Selon des données consolidées par le ministère des Transports, les ports chinois ont marqué le pas en 2020 avec une croissance moins prononcée que les années précédentes. En hausse de 1,2 %, les trafics conteneurisés se sont consolidés à 264,3 MEVP. Tous les grands ports ont terminé l’année soit sur une stabilité soit sur une croissance modérée à l’exception de Dalian.

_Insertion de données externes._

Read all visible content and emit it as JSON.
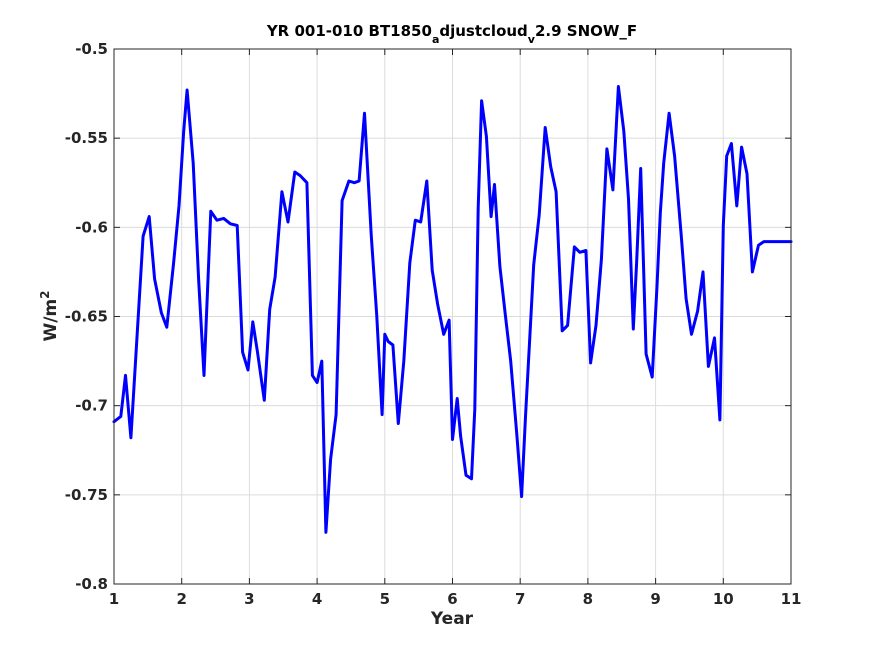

Le plus grand port de conteneurs mondial, Shanghai, n’est pas remis en cause dans son statut mais sa croissance est modeste (+ 0,4 %) par rapport à 2019, tandis que son voisin et challeneger, Ningbo-Zhoushan, a enregistré un volume de 32,2 MEVP, en hausse de 5,1 % par rapport à l'année précédente.

Qingdao et Tianjin, grands gagnants

Les ports de Shenzhen (Yantian, Shekou, Chiwan et Dachan Bay) – troisième complexe portuaire –, ont progressé de 3 % pour atteindre 26,6 MEVP. De l'autre côté du delta de la rivière des Perles, Guangzhou-Nansha est en croissance de 1,5 %, à 23,2 MEVP. 

Parmi les ports aux croissances plus prononcées, Qingdao, dans la province du Shandong, avec 22 MEVP (soit 4,7 % de plus qu'en 2019) et Tianjin, port du grand Pékin, à 18,4 MEVP (+ 6,1 %). Enfin, Dalian, port du nord de la Chine, est en chute libre, tombé à 5,1 MEVP, en repli de 41,7 %. Le port dévisse en réalité depuis 2018. Ses flux seraient siphonnés par le port de Yingkou Bayuquan (photo), un des grands ports de la mer de Bohai, à l’ascension rapide.